By WILL WHATLEY, Alabama Daily News
Oftentimes life can get overwhelming when you care a lot about things. Through my young adulthood, I tried not caring about things because caring meant feelings, feelings meant attachment, and attachment inevitably lead to loss. For near about 30 years I got by without caring too much. Sure there were heartbreaks, but looking back on them now I have to actively remind myself they happened for them to even register mentally.
Don’t get me wrong, I was appreciative of the many things I had in life. I never knew what it meant to struggle and the list of things my family was able to provide me is borderline embarrassing. I loved riding a wave runner around Lake Martin and appreciated I had the opportunity to do so, but that wasn’t a privilege I earned on my own. Moreover, it was the sort of thing that many people did without and got by just fine so yes they were fun and I appreciated them but they weren’t necessary. And because we had what was necessary, it was easy to find myself taking things for granted.
After about 30 years of having a “whatever” attitude, I met my wife. Life hadn’t been easy for her. In fact, her mother had died less than two weeks before a friend set us up. After finding out what she was going through and was excited to be with me was frankly something that I had never experienced. She was the first person I knew so well who’d suffered hardship, and yet she didn’t act like she was suffering when she was with me.
Her attitude affected me tremendously. Her personality was annoyingly optimistic while I was pretty much a nihilist. Over time, she eventually managed to show me it was okay to care, to be happy, to try and enjoy the good times because they aren’t always around.

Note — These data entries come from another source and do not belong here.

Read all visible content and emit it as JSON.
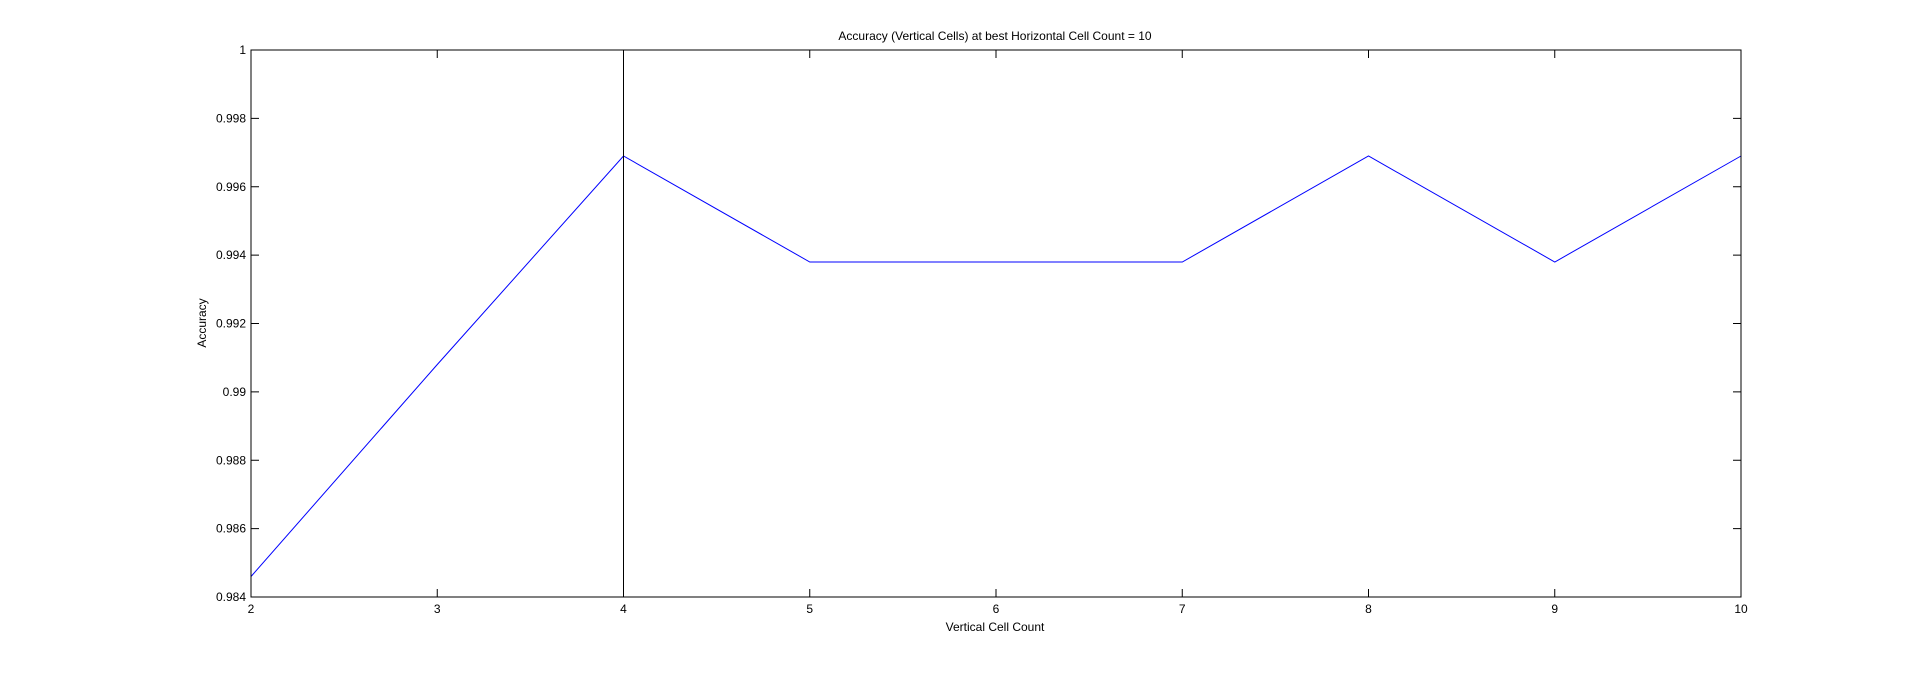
{
  "chart_data": {
    "type": "line",
    "title": "Accuracy (Vertical Cells) at best Horizontal Cell Count = 10",
    "xlabel": "Vertical Cell Count",
    "ylabel": "Accuracy",
    "xlim": [
      2,
      10
    ],
    "ylim": [
      0.984,
      1
    ],
    "xticks": [
      2,
      3,
      4,
      5,
      6,
      7,
      8,
      9,
      10
    ],
    "xtick_labels": [
      "2",
      "3",
      "4",
      "5",
      "6",
      "7",
      "8",
      "9",
      "10"
    ],
    "yticks": [
      0.984,
      0.986,
      0.988,
      0.99,
      0.992,
      0.994,
      0.996,
      0.998,
      1
    ],
    "ytick_labels": [
      "0.984",
      "0.986",
      "0.988",
      "0.99",
      "0.992",
      "0.994",
      "0.996",
      "0.998",
      "1"
    ],
    "grid": false,
    "series": [
      {
        "x": [
          2,
          3,
          4,
          5,
          6,
          7,
          8,
          9,
          10
        ],
        "values": [
          0.9846,
          0.9908,
          0.9969,
          0.9938,
          0.9938,
          0.9938,
          0.9969,
          0.9938,
          0.9969
        ],
        "color": "#0000ff"
      }
    ],
    "vlines": [
      {
        "x": 4,
        "color": "#000000"
      }
    ]
  }
}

It took me a while to learn to care. I was (and still am a little) obnoxiously stubborn and selfish, and it took me time to break old habits and build new ones. To say I was difficult to be around during this time would be a severe understatement, but for some reason my wife stood by my side. Because I was so stubborn and myopically selfish, it took me a long time to realize I had something more to appreciate: I finally had found someone who unconditionally loved me; I found someone who just wanted to make me happy; I found someone, something, to be thankful for.

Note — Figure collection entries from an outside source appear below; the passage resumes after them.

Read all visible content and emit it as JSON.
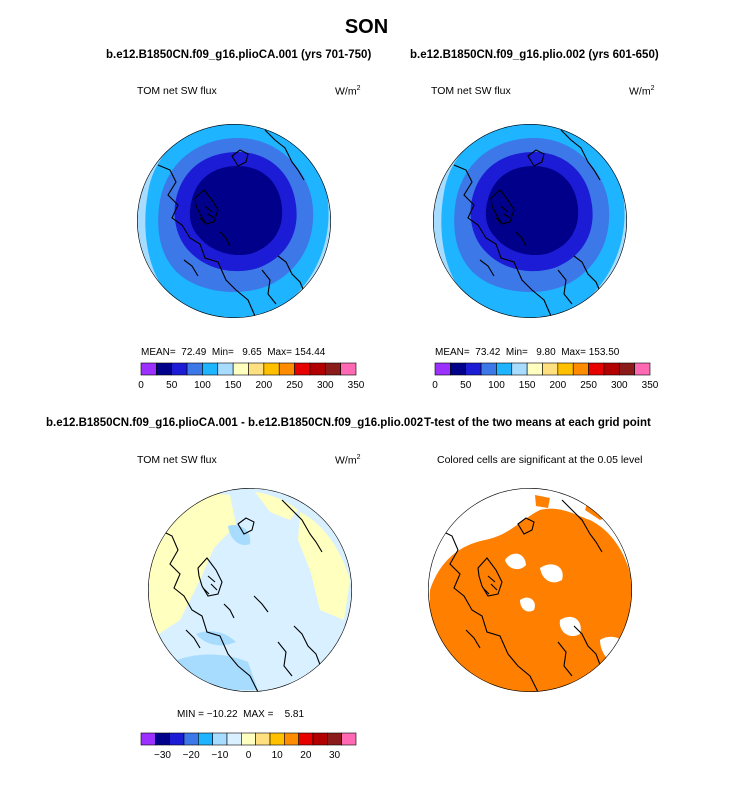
{
  "page_title": "SON",
  "panels": [
    {
      "id": "p1",
      "title": "b.e12.B1850CN.f09_g16.plioCA.001 (yrs 701-750)",
      "field": "TOM net SW flux",
      "units_main": "W/m",
      "units_sup": "2",
      "stats": {
        "mean_label": "MEAN=",
        "mean": "72.49",
        "min_label": "Min=",
        "min": "9.65",
        "max_label": "Max=",
        "max": "154.44"
      }
    },
    {
      "id": "p2",
      "title": "b.e12.B1850CN.f09_g16.plio.002 (yrs 601-650)",
      "field": "TOM net SW flux",
      "units_main": "W/m",
      "units_sup": "2",
      "stats": {
        "mean_label": "MEAN=",
        "mean": "73.42",
        "min_label": "Min=",
        "min": "9.80",
        "max_label": "Max=",
        "max": "153.50"
      }
    },
    {
      "id": "p3",
      "title": "b.e12.B1850CN.f09_g16.plioCA.001 - b.e12.B1850CN.f09_g16.plio.002",
      "field": "TOM net SW flux",
      "units_main": "W/m",
      "units_sup": "2",
      "stats": {
        "min_label": "MIN =",
        "min": "−10.22",
        "max_label": "MAX =",
        "max": "5.81"
      }
    },
    {
      "id": "p4",
      "title": "T-test of the two means at each grid point",
      "field": "Colored cells are significant at the 0.05 level"
    }
  ],
  "colors": {
    "abs_scale": [
      "#9b30ff",
      "#00008b",
      "#1c1cd6",
      "#3c78e8",
      "#1eb4ff",
      "#a8dcff",
      "#ffffc0",
      "#ffe080",
      "#ffc000",
      "#ff8c00",
      "#e60000",
      "#b20000",
      "#8b1a1a",
      "#ff69b4"
    ],
    "diff_scale": [
      "#9b30ff",
      "#00008b",
      "#1c1cd6",
      "#3c78e8",
      "#1eb4ff",
      "#a8dcff",
      "#d8f0ff",
      "#ffffc0",
      "#ffe080",
      "#ffc000",
      "#ff8c00",
      "#e60000",
      "#b20000",
      "#8b1a1a",
      "#ff69b4"
    ],
    "sig": "#ff7f00",
    "coast": "#000000"
  },
  "chart_data": [
    {
      "type": "heatmap",
      "projection": "north polar stereographic",
      "title": "b.e12.B1850CN.f09_g16.plioCA.001 (yrs 701-750)",
      "variable": "TOM net SW flux",
      "units": "W/m2",
      "colorbar_ticks": [
        "0",
        "50",
        "100",
        "150",
        "200",
        "250",
        "300",
        "350"
      ],
      "levels": [
        0,
        25,
        50,
        75,
        100,
        125,
        150,
        175,
        200,
        225,
        250,
        275,
        300,
        325,
        350
      ],
      "stats": {
        "mean": 72.49,
        "min": 9.65,
        "max": 154.44
      }
    },
    {
      "type": "heatmap",
      "projection": "north polar stereographic",
      "title": "b.e12.B1850CN.f09_g16.plio.002 (yrs 601-650)",
      "variable": "TOM net SW flux",
      "units": "W/m2",
      "colorbar_ticks": [
        "0",
        "50",
        "100",
        "150",
        "200",
        "250",
        "300",
        "350"
      ],
      "levels": [
        0,
        25,
        50,
        75,
        100,
        125,
        150,
        175,
        200,
        225,
        250,
        275,
        300,
        325,
        350
      ],
      "stats": {
        "mean": 73.42,
        "min": 9.8,
        "max": 153.5
      }
    },
    {
      "type": "heatmap",
      "projection": "north polar stereographic",
      "title": "b.e12.B1850CN.f09_g16.plioCA.001 - b.e12.B1850CN.f09_g16.plio.002",
      "variable": "TOM net SW flux",
      "units": "W/m2",
      "colorbar_ticks": [
        "−30",
        "−20",
        "−10",
        "0",
        "10",
        "20",
        "30"
      ],
      "levels": [
        -35,
        -30,
        -25,
        -20,
        -15,
        -10,
        -5,
        0,
        5,
        10,
        15,
        20,
        25,
        30,
        35
      ],
      "stats": {
        "min": -10.22,
        "max": 5.81
      }
    },
    {
      "type": "heatmap",
      "projection": "north polar stereographic",
      "title": "T-test of the two means at each grid point",
      "subtitle": "Colored cells are significant at the 0.05 level"
    }
  ]
}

After years of being difficult, to say the least, I knew what it was liked to be blessed. All I wanted to do was make her happy. And since she was a young child, she’d always wanted to be a mother. But things did not come easy there. After years doing literally everything we could, years of physical pain and mental anguish, we finally had a viable pregnancy. So we waited. And we hoped. And by God did we pray.

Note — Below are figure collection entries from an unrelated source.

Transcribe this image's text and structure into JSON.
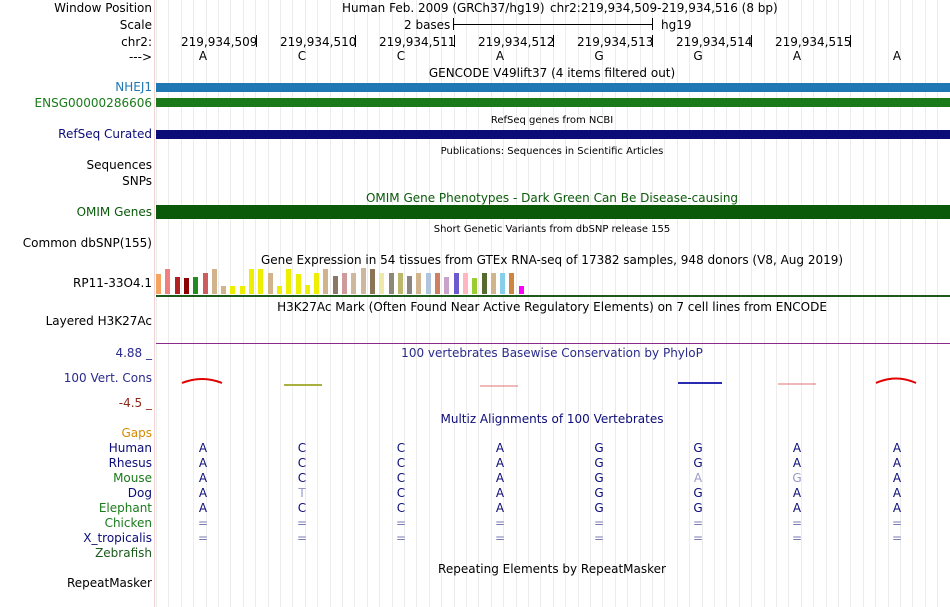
{
  "sidebar": {
    "window_position": "Window Position",
    "scale": "Scale",
    "chrom": "chr2:",
    "strand_arrow": "--->",
    "nhej1": "NHEJ1",
    "ensg": "ENSG00000286606",
    "refseq": "RefSeq Curated",
    "sequences": "Sequences",
    "snps": "SNPs",
    "omim": "OMIM Genes",
    "dbsnp": "Common dbSNP(155)",
    "rp11": "RP11-33O4.1",
    "h3k27ac": "Layered H3K27Ac",
    "cons_max": "4.88 _",
    "cons_label": "100 Vert. Cons",
    "cons_min": "-4.5 _",
    "gaps": "Gaps",
    "species": [
      "Human",
      "Rhesus",
      "Mouse",
      "Dog",
      "Elephant",
      "Chicken",
      "X_tropicalis",
      "Zebrafish"
    ],
    "repeatmasker": "RepeatMasker"
  },
  "header": {
    "assembly": "Human Feb. 2009 (GRCh37/hg19)",
    "position": "chr2:219,934,509-219,934,516 (8 bp)",
    "scale_text": "2 bases",
    "scale_db": "hg19"
  },
  "ruler": {
    "coords": [
      "219,934,509",
      "219,934,510",
      "219,934,511",
      "219,934,512",
      "219,934,513",
      "219,934,514",
      "219,934,515"
    ]
  },
  "sequence": [
    "A",
    "C",
    "C",
    "A",
    "G",
    "G",
    "A",
    "A"
  ],
  "tracks": {
    "gencode_title": "GENCODE V49lift37 (4 items filtered out)",
    "refseq_title": "RefSeq genes from NCBI",
    "pubs_title": "Publications: Sequences in Scientific Articles",
    "omim_title": "OMIM Gene Phenotypes - Dark Green Can Be Disease-causing",
    "dbsnp_title": "Short Genetic Variants from dbSNP release 155",
    "gtex_title": "Gene Expression in 54 tissues from GTEx RNA-seq of 17382 samples, 948 donors (V8, Aug 2019)",
    "h3k27ac_title": "H3K27Ac Mark (Often Found Near Active Regulatory Elements) on 7 cell lines from ENCODE",
    "phylop_title": "100 vertebrates Basewise Conservation by PhyloP",
    "multiz_title": "Multiz Alignments of 100 Vertebrates",
    "repeat_title": "Repeating Elements by RepeatMasker"
  },
  "alignment": {
    "Human": [
      "A",
      "C",
      "C",
      "A",
      "G",
      "G",
      "A",
      "A"
    ],
    "Rhesus": [
      "A",
      "C",
      "C",
      "A",
      "G",
      "G",
      "A",
      "A"
    ],
    "Mouse": [
      "A",
      "C",
      "C",
      "A",
      "G",
      "A",
      "G",
      "A"
    ],
    "Dog": [
      "A",
      "T",
      "C",
      "A",
      "G",
      "G",
      "A",
      "A"
    ],
    "Elephant": [
      "A",
      "C",
      "C",
      "A",
      "G",
      "G",
      "A",
      "A"
    ],
    "Chicken": [
      "=",
      "=",
      "=",
      "=",
      "=",
      "=",
      "=",
      "="
    ],
    "X_tropicalis": [
      "=",
      "=",
      "=",
      "=",
      "=",
      "=",
      "=",
      "="
    ]
  },
  "colors": {
    "nhej1": "#1f77b4",
    "ensg": "#1a7a1a",
    "refseq": "#0c0c78",
    "omim": "#0a5a0a",
    "gaps": "#d48a00",
    "conservation_pos": "#e00000",
    "conservation_neg": "#0000c8"
  },
  "gtex_colors": [
    "#f4a460",
    "#f08080",
    "#b22222",
    "#8b0000",
    "#228b22",
    "#cd5c5c",
    "#d2b48c",
    "#d2b48c",
    "#eeee00",
    "#eeee00",
    "#eeee00",
    "#eeee00",
    "#d2b48c",
    "#eeee00",
    "#eeee00",
    "#eeee00",
    "#eeee00",
    "#eeee00",
    "#d2b48c",
    "#8b7765",
    "#cd9b9b",
    "#cdb79e",
    "#cdb79e",
    "#8b7355",
    "#eee8aa",
    "#8b8878",
    "#bdb76b",
    "#8b8682",
    "#d2b48c",
    "#b0c4de",
    "#cd8162",
    "#c8a2c8",
    "#6a5acd",
    "#ffb6c1",
    "#9acd32",
    "#556b2f",
    "#d2b48c",
    "#87ceeb",
    "#cd853f",
    "#ff00ff"
  ],
  "gtex_values": [
    0.75,
    0.95,
    0.65,
    0.6,
    0.65,
    0.8,
    0.95,
    0.3,
    0.3,
    0.3,
    0.95,
    0.95,
    0.8,
    0.3,
    0.95,
    0.75,
    0.35,
    0.8,
    0.95,
    0.7,
    0.8,
    0.8,
    1.0,
    0.95,
    0.8,
    0.8,
    0.8,
    0.7,
    0.8,
    0.8,
    0.8,
    0.65,
    0.8,
    0.8,
    0.6,
    0.8,
    0.8,
    0.8,
    0.8,
    0.3
  ]
}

Then, on Thanksgiving Day, November 22, 2018, on the same date that my beloved grandmother Janie Whatley had been born on in 1916, and of course two days before Auburn visited my gentlemen decked in Crimson, Joseph Stephen and Abigail Rose Whatley made their way into the world. Through the incredible love and support of our family and dear friends, we were able to experience a true, profound thankfulness that grows exponentially by the day. Through the tantrums and teething and dirty diapers and sleepless nights, we thank Him even for the hard times because they’ve made these good times all the more sweet.
It’s easy to fall into a trap of greed and self-pity, but we have been given an abundance of things to do more than just appreciate. As Thanksgiving approaches, I sincerely hope you find something for which you’re truly thankful. And I hope that you realize that someone in your life is thankful for you.